By 2019, Metrika had begun detecting problems with node performance, staking, network latency, and errors like blocks not being produced at the right rate. Andrikogiannopoulos showed his progress to employees at Algorand, who expressed interest, so he continued building out Metrika's suite of tools.

"You can see the idea of Metrika bounced across the entire MIT ecosystem,” Andrikogiannopoulos says. “It’s crucial when you start companies that you have these kinds of insight and resource-rich environments like MIT, where you can iterate on your ideas and find team members to join you.”

Enabling Web 3

Blockchains are no longer a niche technology.
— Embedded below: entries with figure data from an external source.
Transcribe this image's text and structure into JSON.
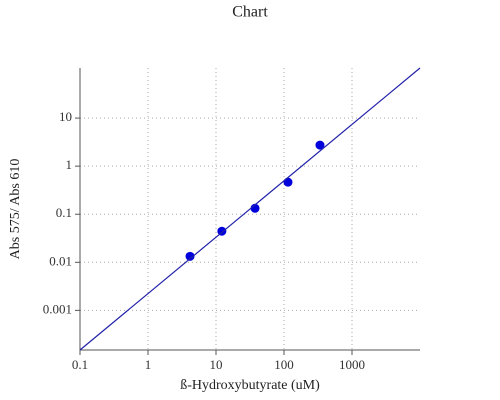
{
  "chart_data": {
    "type": "scatter",
    "title": "Chart",
    "x_label": "ß-Hydroxybutyrate (uM)",
    "y_label": "Abs 575/ Abs 610",
    "xscale": "log",
    "yscale": "log",
    "grid": true,
    "xlim": [
      0.1,
      10000
    ],
    "xticks": [
      0.1,
      1,
      10,
      100,
      1000
    ],
    "ylim": [
      0.00015,
      110
    ],
    "yticks": [
      0.001,
      0.01,
      0.1,
      1,
      10
    ],
    "series": [
      {
        "mode": "markers",
        "color": "#0000dd",
        "x": [
          4.15,
          12.2,
          37.5,
          114.5,
          338
        ],
        "values": [
          0.0133,
          0.0443,
          0.133,
          0.464,
          2.74
        ]
      },
      {
        "mode": "line",
        "color": "#2222aa",
        "x": [
          0.1,
          10000
        ],
        "values": [
          0.00015,
          110
        ]
      }
    ]
  }
}
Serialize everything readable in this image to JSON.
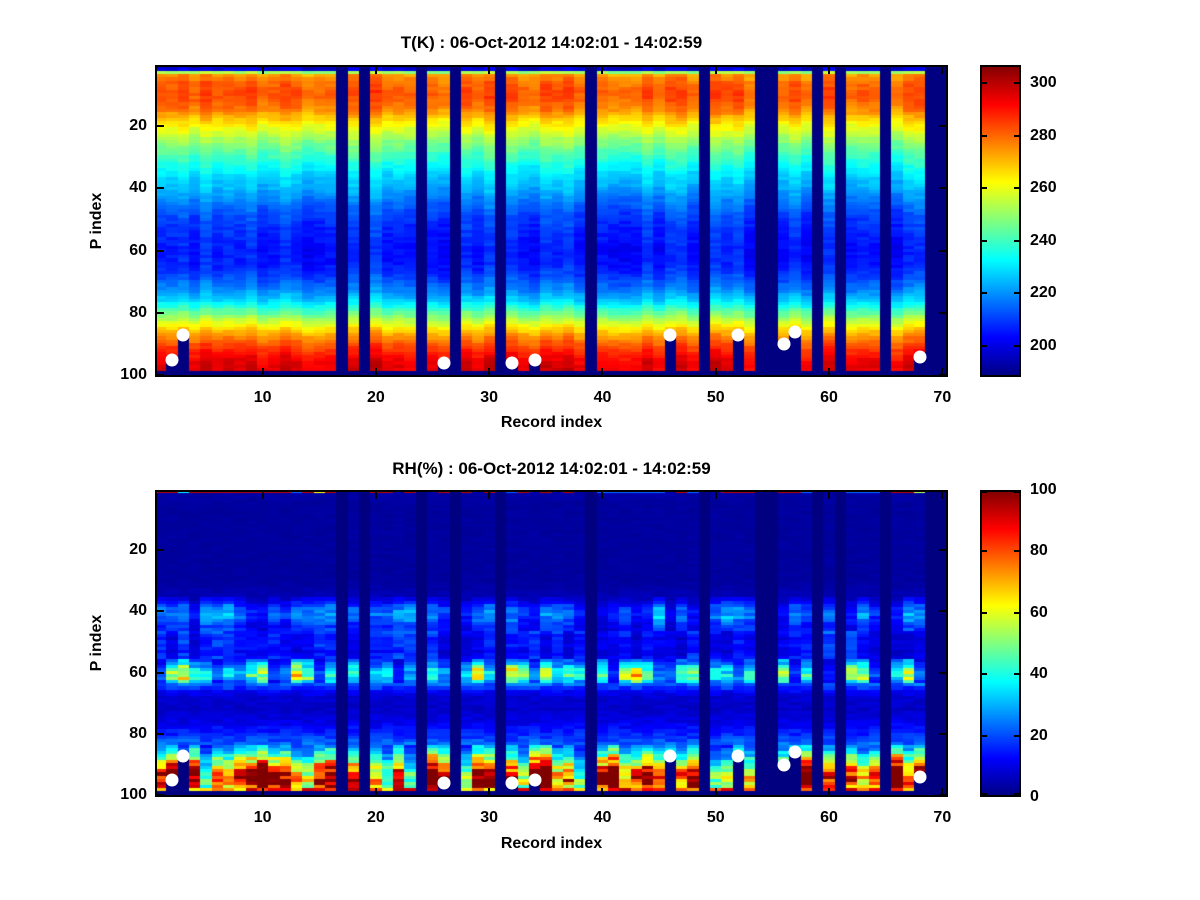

Around the world, companies in finance and logistics, as well gamers and other creatives, are adopting the technology.

“The blockchain world up to today has been a large experiment,” Andrikogiannopoulos says. “A lot of this infrastructure just hasn’t been built. But Bitcoin proved this can work outside of the traditional finance world, and Ethereum is bringing it to another level with applications, smart contracts, and by creating essentially a decentralized, smart computer. We think about enabling that world we see coming.”

As Metrika continues building out solutions to monitor blockchains, it also wants to offer services for the many applications being built on top of that infrastructure.

“In the future, if a blockchain transaction doesn’t go through and you’re Goldman Sachs or JP Morgan, you need to know why that transaction didn’t go through and what happened,” Andrikogiannopoulos says. “Or if you’re an application playing a game or buying assets and the transactions are lagging, you need to understand why the user experience is being impacted. In Web 3 these things are every important because of the scale and the flow of value we’re talking about.”

For Nikos, improving blockchain performance is not just about optimizing networks. It’s also about helping to usher in the world of open finance and open applications that Web 3 promises.

“We’ve reached 17 hours of outage on blockchain networks in some cases, but what’s even more important to me is not the outages themselves, but the infrastructure needed to avoid them as the industry continues maturing,” Nikos says. “These problems can compromise trust as we’re onboarding users into the Web 3 world. Metrika’s mission is to enable a compelling Web 3 ecosystem.”